A pig called Peeg had fallen sick. He had eaten three bananas in a row. He coughed, he spluttered, he vomited, and worse of all… he BURPED… wait no, that’s not it, his poo was YELLOW and smelt of chicken. The farmer, Farm Er, was very worried if the sickness would spread to the other fellow pigs, Pig, Peeeg, Peeeeg and Peeeeeeeeeeee.So Farm Er decided to slaughter poor Peeg. Pig, Peeeg, Peeeeg and Peeeeeeeeeeee were very relieved. They hated Peeg because if they took out one e from his name, his name would be Peg, and that does not rhyme with Pig.

“Oh, Pig, Peeeg, Peeeeg and Peeeeeeeeeeee! Help me!” cried Peeg. Peeeg and Peeeeg were cross. “You like Pig the best!” they cried. “You keep saying his name so many times, but not ours! Peeeeeeeeeeee is also lucky that you called him once!” Peeg was sad. He thought, Peeeg and Peeeeg are so bad!I called them too, but they think I called Pig and Peeeeeeeeeeee only! Big sillies, they are. Farm Er took the chopper and marched towards Peeg. Peeg tried to run, but he was looking back at Farm Er, and tripped and fell all over Peeeeeeeeeeee’s poo. “Ew!” cried Peeeg.”You stink, Peeeeeeeeeeee!” Peeeeeeeeeeee did not hear him as he was listening to Farm Er’s MP3.Farm Er did not see Peeg and fell over him into Peeeeeeeeeeee’s poo and accidentally sliced Peeg’s neck. “ARGHHHHHHHHHHHHHHHHHHHHHHHHHHH!!!”

All of Peeg’s blood splattered onto Peeeeeeeeeeee’s poo and “dyed” it red. Farm Er did not see it and thought it was a splattered tomato.He loved tomatoes and so, he ate it all up. “Best one I ever had,” he kept saying. “Best one ever.”He forgot all about Peeg’s dead body after that.

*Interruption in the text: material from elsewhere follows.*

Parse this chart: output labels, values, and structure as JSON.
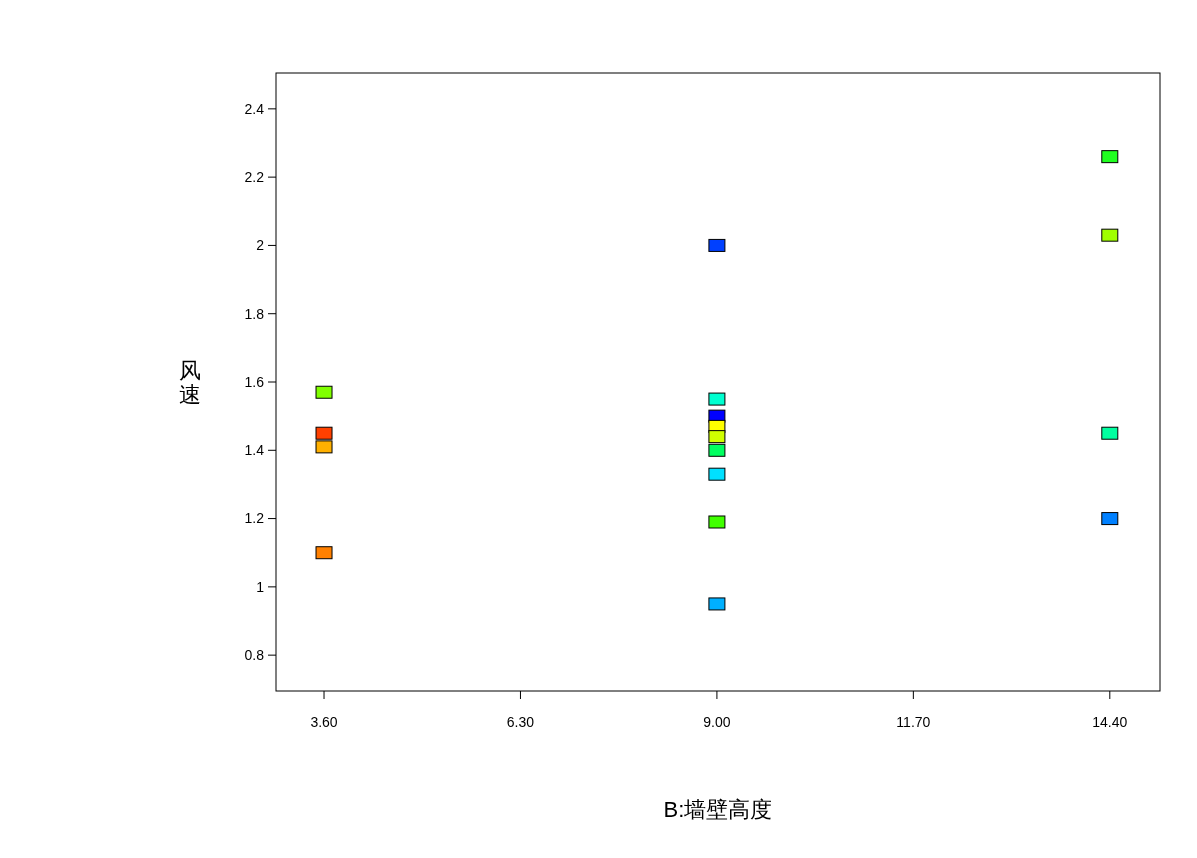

It was left in a little wooden shed which Farm Er had named “LWSAVVN” (Little wooden sheds are very very nice).

One day, there was a great famine.Farm Er, his wife, Er Farm and his son did not have anything to eat. Farm Er went into LWSAVVN to look for food. However, he only found… Peeg.

He took a bite. “Yum!” he cried. “Let’s cook it!” He did, and named it after his son, Pork.